A few women, Chori Khul’s neighbors, cram into the room to nod at little Mohammed Zakrullah in a kind of unsurprised resignation. The room smells of urine, dust, manure, and straw. It smells of the acrid smoke from the bukhari and of the opium smoked here—a traditional pastime in this part of Afghanistan, where the narcotic is smoked and drunk with tea as a cure for hunger, the common cold, muscle aches, stomach cramps, and woe. I ask the women if they have seen babies this malnourished in Oqa before.

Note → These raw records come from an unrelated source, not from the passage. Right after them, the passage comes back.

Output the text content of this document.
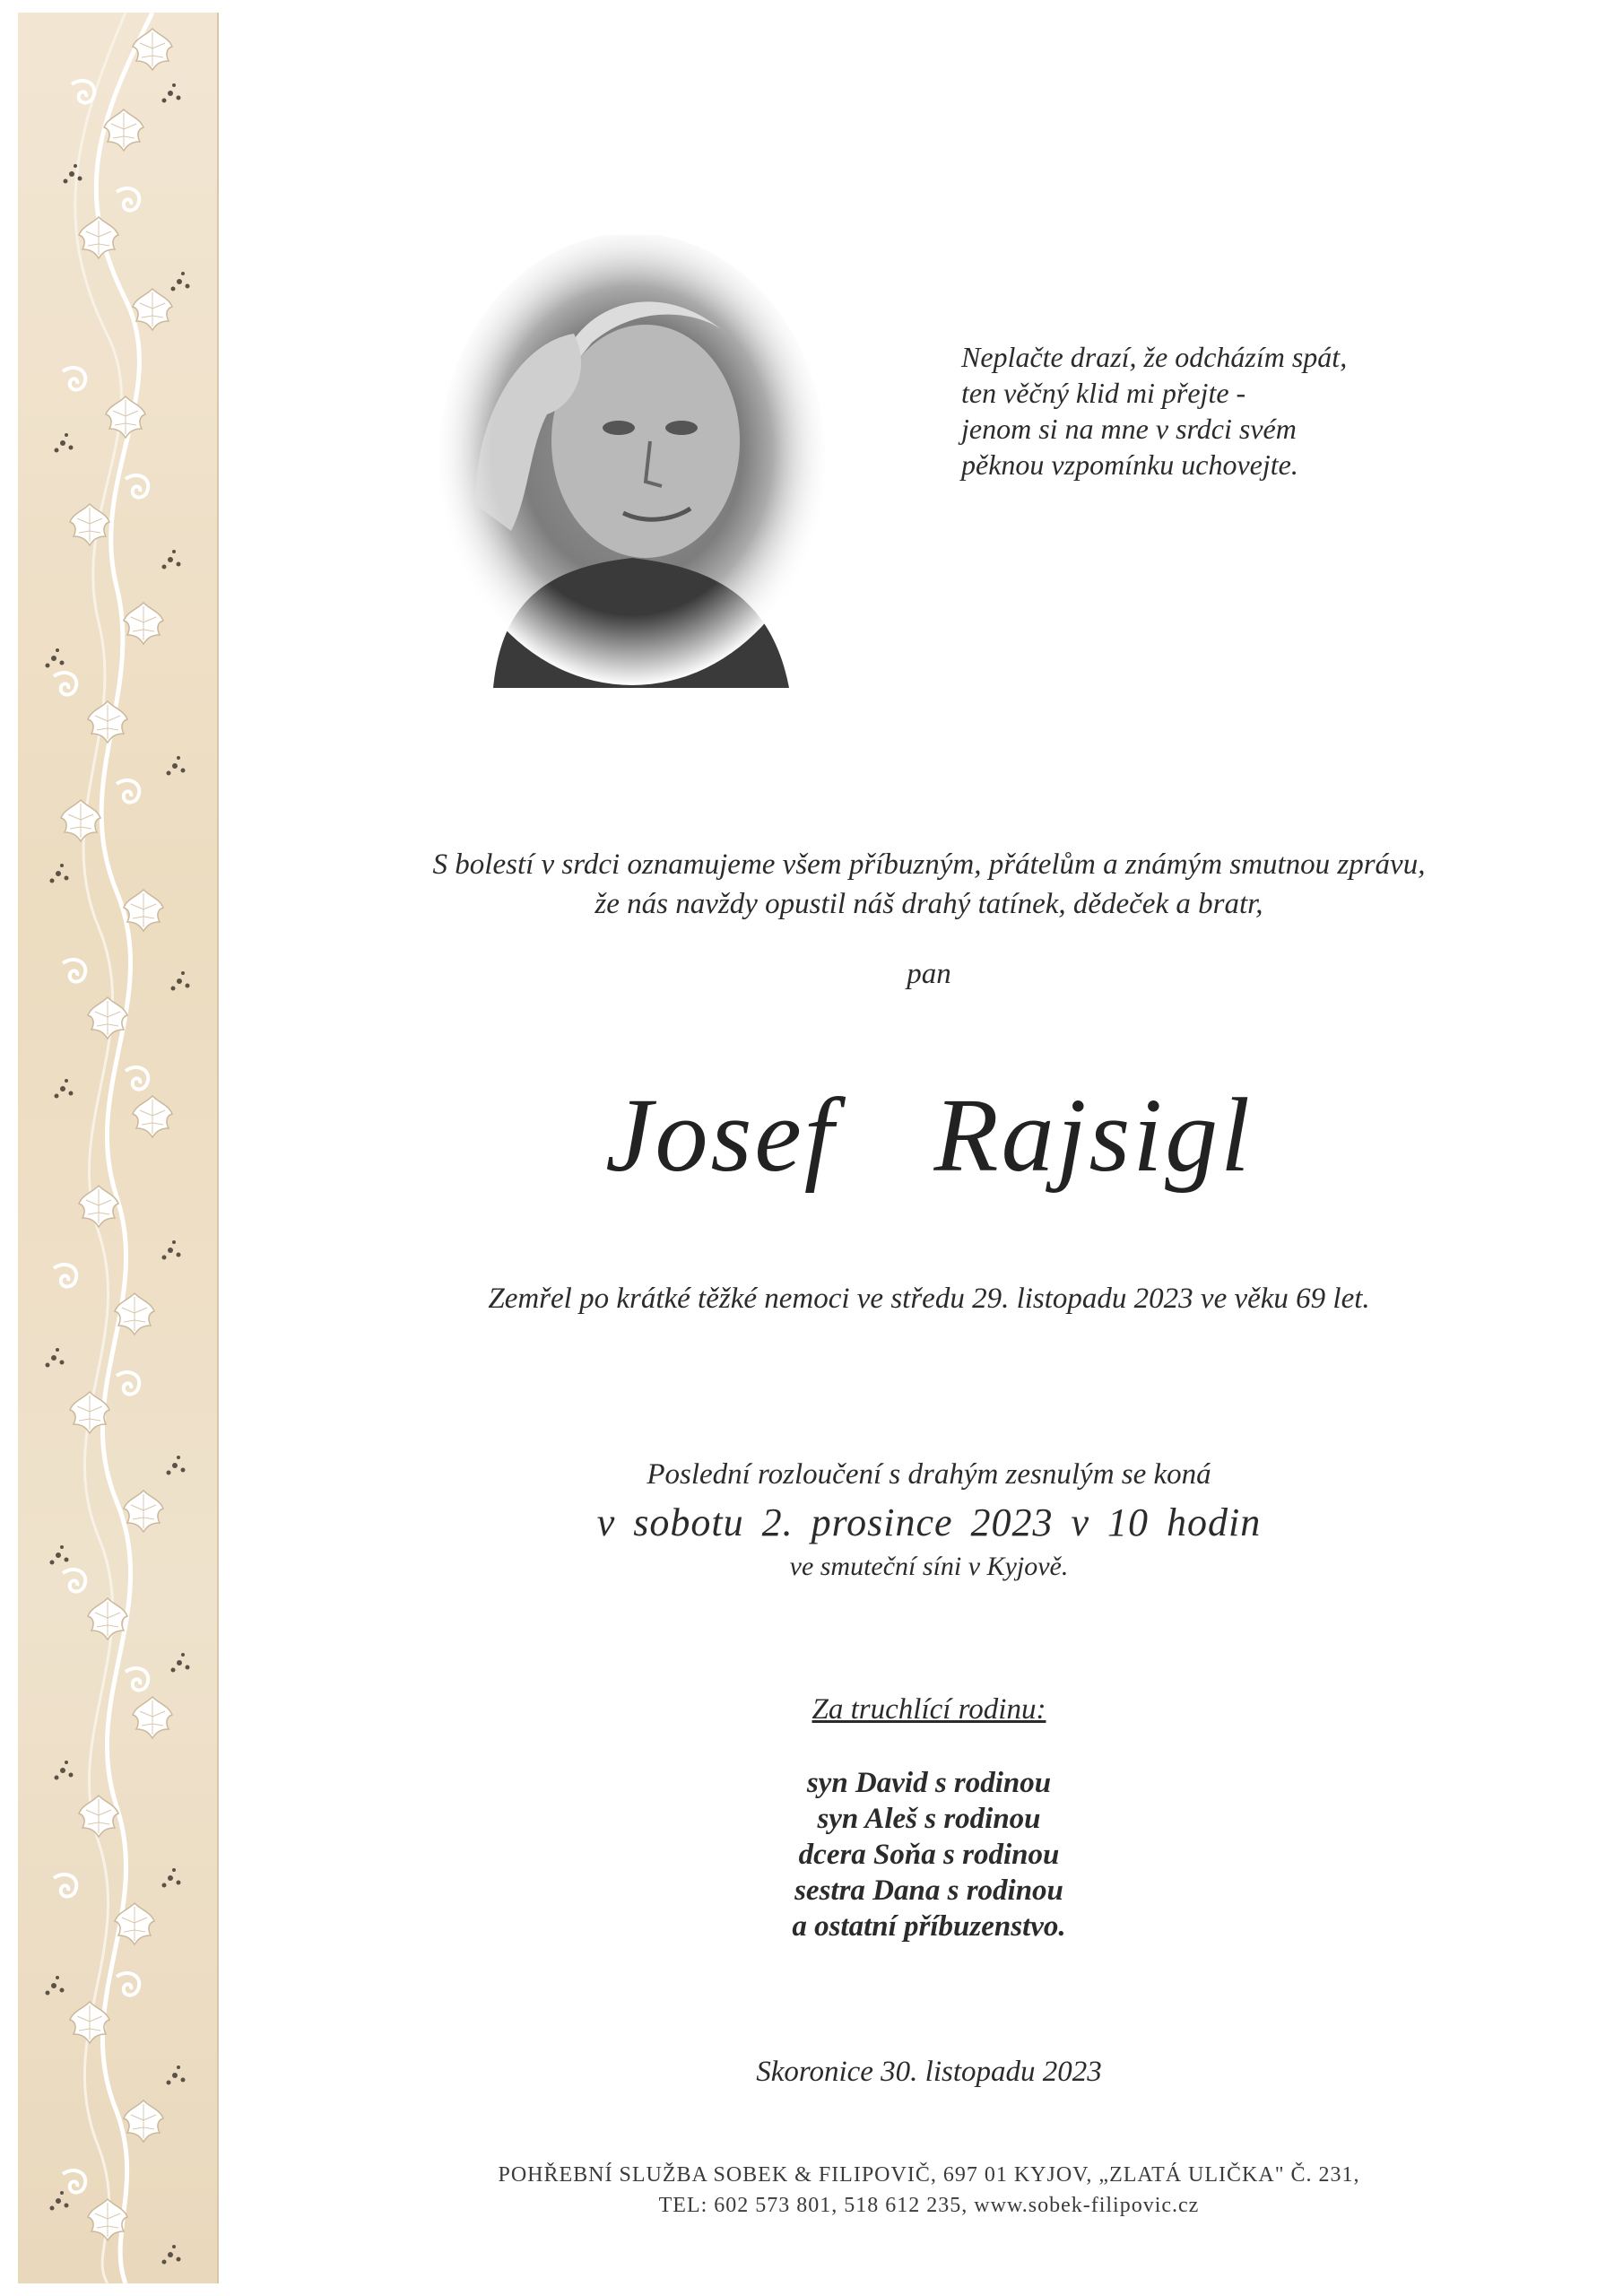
Neplačte drazí, že odcházím spát,
ten věčný klid mi přejte -
jenom si na mne v srdci svém
pěknou vzpomínku uchovejte.
S bolestí v srdci oznamujeme všem příbuzným, přátelům a známým smutnou zprávu,
že nás navždy opustil náš drahý tatínek, dědeček a bratr,
pan
Josef  Rajsigl
Zemřel po krátké těžké nemoci ve středu 29. listopadu 2023 ve věku 69 let.
Poslední rozloučení s drahým zesnulým se koná
v sobotu 2. prosince 2023 v 10 hodin
ve smuteční síni v Kyjově.
Za truchlící rodinu:
syn David s rodinou
syn Aleš s rodinou
dcera Soňa s rodinou
sestra Dana s rodinou
a ostatní příbuzenstvo.
Skoronice 30. listopadu 2023
POHŘEBNÍ SLUŽBA SOBEK & FILIPOVIČ, 697 01 KYJOV, „ZLATÁ ULIČKA" Č. 231,
TEL: 602 573 801, 518 612 235, www.sobek-filipovic.cz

Oh, yes, yes, they nod. All our babies look like that.
How much weight has Mohammad Zakrullah lost since he was born? His mother shrugs. No one in Oqa owns a scale.
Even if Mohammad Zakrullah pulls through, a centuries-old lifestyle and modern wartime laws already have scripted his life in this village. As a boy, he will collect tumbleweed under an agonizing sun for sale as firewood in Zadyan. As a man, he will draw murky water by rope out of an open well 75 feet deep. He will never have enough to eat, and his wife will grow old by her second child. He will smoke opium to take his mind off his hardship. But current statistics suggest that his hardship will not last very long: Despite international promises of aid and prosperity, the average life expectancy of Afghan men and women remains 44 years.
Anna Badkhen is the author of Peace Meals and Waiting for the Taliban. She is writing a book about timelessness. Her reporting from Afghanistan is made possible by a grant from the Pulitzer Center on Crisis Reporting.